MIC president Dr S Subramaniam said the erroneous claims on Hindusim and Sikhism taught to students at Universiti Teknologi Malaysia (UTM) show that ignorance pervades the country, even in universities.

UTM yesterday said it would fix its Tamadun Islam and Tamadun Asia (Titas) modules which state that Islam taught Hindus manners and cleanliness, as some of them believed dirt on the body is part of a ritual to attain nirvana.

Another UTM Titas slide circulated online also said the founder of Sikhism borrowed elements from Islam, but had poor understanding of the religion.

"The supposed pedestal of knowledge has become a pool of ignorance.

“We have seen this in schools before and now we realise it is also evident in universities," he said in a media statement today.

Subramaniam said the Hindu scriptures which predate Islam encouraged followers to rise at dawn, bathe and pray before starting the day, contradicting claims made in the UTM Titas module.

"When will we have intellectual honesty?

“There has to be a sincere desire by those within the educational system to the historically and factually true. Attempts to compare cultures and religions are always dangerous," he added.

Subramaniam, who is also health minister, said soul-searching was required to find out why such a "distortion" occurred.

"I pray that a day will dawn where such things will become something of the past," he added.

Sowing seeds of extremism

Demanding an apology, Wanita MIC chief M Mohana said such lessons should be blamed for extremist behaviour.

"It is precisely for this hatred teaching in the varsities that even a doctor who is a Malay Muslim became a fanatic to the extent of destroying idols in temples recently," she said in a statement.

"Open revulsion against other races must be stopped at any cost.
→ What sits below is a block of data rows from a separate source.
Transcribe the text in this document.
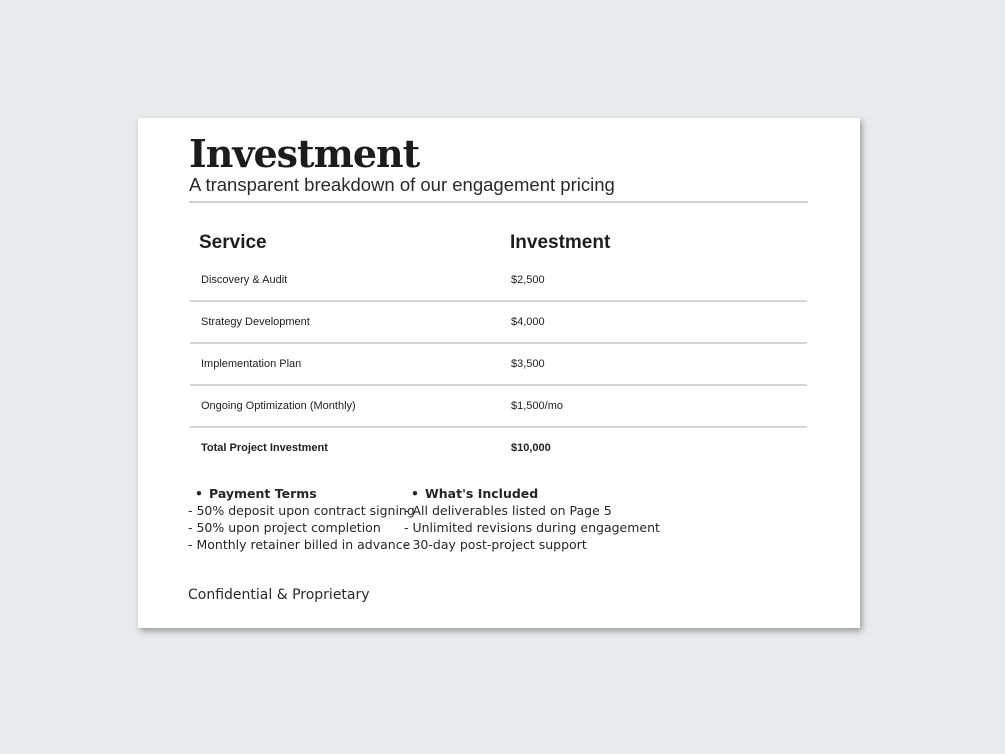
Investment
A transparent breakdown of our engagement pricing
Service	Investment
Discovery & Audit	$2,500
Strategy Development	$4,000
Implementation Plan	$3,500
Ongoing Optimization (Monthly)	$1,500/mo
Total Project Investment	$10,000
• Payment Terms
- 50% deposit upon contract signing
- 50% upon project completion
- Monthly retainer billed in advance
• What's Included
- All deliverables listed on Page 5
- Unlimited revisions during engagement
- 30-day post-project support
Confidential & Proprietary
We have come across many similar incidents yet no immediate and harsh action has been taken to put a full stop," she said.

The announcement that UTM would make corrections was made by Deputy Education Minister P Kamalanathan yesterday.

In a Facebook posting today, the MIC supreme council member said the "misrepresentation" in the UTM Titas module disappointed him "not as a politician or deputy minister, but as a Malaysian".

Kamalanathan also urged the Higher Education Ministry to ensure all public universities vet its syllabus with experts in the religion.

"This will ensure such painful experiences are not repeated," he said.